Many-body study of a quantum point contact in the fractional quantum Hall regime at v=5/2

TL;DR

This paper investigates the edge modes and tunneling behaviors of a quantum point contact in the fractional quantum Hall regime at filling factor 5/2, revealing insights into non-Abelian states and their scaling properties.

Contribution

It provides a detailed analysis of edge excitations and tunneling in the Moore-Read Pfaffian state using exact diagonalization and Monte Carlo methods, highlighting the neutral and charged velocity equality.

Findings

Identification of conformal towers including non-Abelian sectors.

Calculation of scaling exponents for edge modes.

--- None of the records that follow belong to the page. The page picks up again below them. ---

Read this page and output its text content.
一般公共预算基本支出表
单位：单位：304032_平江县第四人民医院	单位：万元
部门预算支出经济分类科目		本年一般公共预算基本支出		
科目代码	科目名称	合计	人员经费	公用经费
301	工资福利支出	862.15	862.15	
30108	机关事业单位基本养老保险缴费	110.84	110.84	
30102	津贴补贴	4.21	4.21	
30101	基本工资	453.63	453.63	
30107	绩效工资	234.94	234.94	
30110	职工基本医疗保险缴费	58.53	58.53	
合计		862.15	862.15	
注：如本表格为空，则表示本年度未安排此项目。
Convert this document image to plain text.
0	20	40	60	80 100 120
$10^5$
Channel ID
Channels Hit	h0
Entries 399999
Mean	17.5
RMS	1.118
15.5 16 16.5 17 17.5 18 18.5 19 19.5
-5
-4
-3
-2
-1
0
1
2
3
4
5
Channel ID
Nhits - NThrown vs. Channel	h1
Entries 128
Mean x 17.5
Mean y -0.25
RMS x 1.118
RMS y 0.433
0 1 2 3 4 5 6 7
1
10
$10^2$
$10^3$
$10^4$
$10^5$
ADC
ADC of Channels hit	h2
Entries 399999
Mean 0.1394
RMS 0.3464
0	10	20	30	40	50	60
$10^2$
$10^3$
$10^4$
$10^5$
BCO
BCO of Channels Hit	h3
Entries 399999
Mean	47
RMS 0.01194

Equality of neutral and charged velocities in the Pfaffian state.

Abstract

We study a quantum point contact in the fractional quantum Hall regime at Landau level filling factors 1/3 and 5/2. By using exact diagonalizations in the cylinder geometry we identify the edge modes in the presence of a parabolic confining potential. By changing the sign of the potential we can access both the tunneling through the bulk of the fluid and the tunneling between spatially separated droplets. This geometry is realized in the quantum point contact geometry for two-dimensional electron gases. In the case of the model Moore-Read Pfaffian state at filling factor 5/2 we identify the conformal towers of many-body eigenstates including the non-Abelian sector. By a Monte-Carlo technique we compute the various scaling exponents that characterize the edge modes. In the case of hard-core interactions whose ground states are exact model wavefunction we find equality of neutral and charged velocities for the Pfaffian state both bosonic and fermionic.